An ancient Greek drinking cup that was awarded as a prize to Spyros Louis, the marathon winner in the first modern Olympics of 1896, has been returned to Athens from a German university’s collections.
The Greek Culture Ministry announced that the 6th century BC clay vessel was considered lost for decades until a Greek archeologist named Giorgos Kavvadias discovered it in the University of Muenster’s collections during research he was conducting in 2014.
The Culture Ministry said in their statement that it was proved “beyond any doubt” that the double-handled wine cup that is painted with ancient runners was the one given to Louis after he won the 1896 race.
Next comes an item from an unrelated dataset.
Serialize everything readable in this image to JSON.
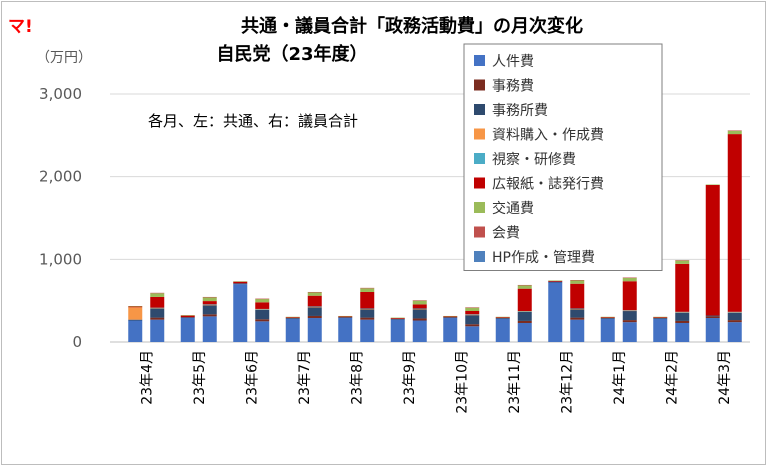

Following correspondence with Greek officials, the university agreed to return the cup, which was part of a private German collection housed at the university.
The statement said the collection had been put together by Werner Peek, a historian who lived in Athens during the 1930s. It is unknown how the cup ended up in Peek’s hands and eventually made its way to Germany, according to an Associated Press report.
Greece has, for years, been on a mission to repatriate items relating to its cultural heritage that was acquired illegally from nations and private collectors. In January of 2018 officials worked in conjunction with New York police to recover dozens of items from a billionaire’s private collection.
Of course, the largest repatriation campaign has focused on bringing the Parthenon Marbles back to Greece from England, where they are on display at the British Museum.
The vessel will be exhibited for the next three months in Athens at the National Archaeological Museum before being put on permanent display in Ancient Olympia, birthplace of the ancient Games.
Louis had no training in running and stunned the audience at the first modern Olympics at the Panathenaic Stadium. He was presented with a silver cup, which is on permanent display at the Stavros Niarchos Cultural Center in Athens, and a silver medal— as well as the ancient drinking cup.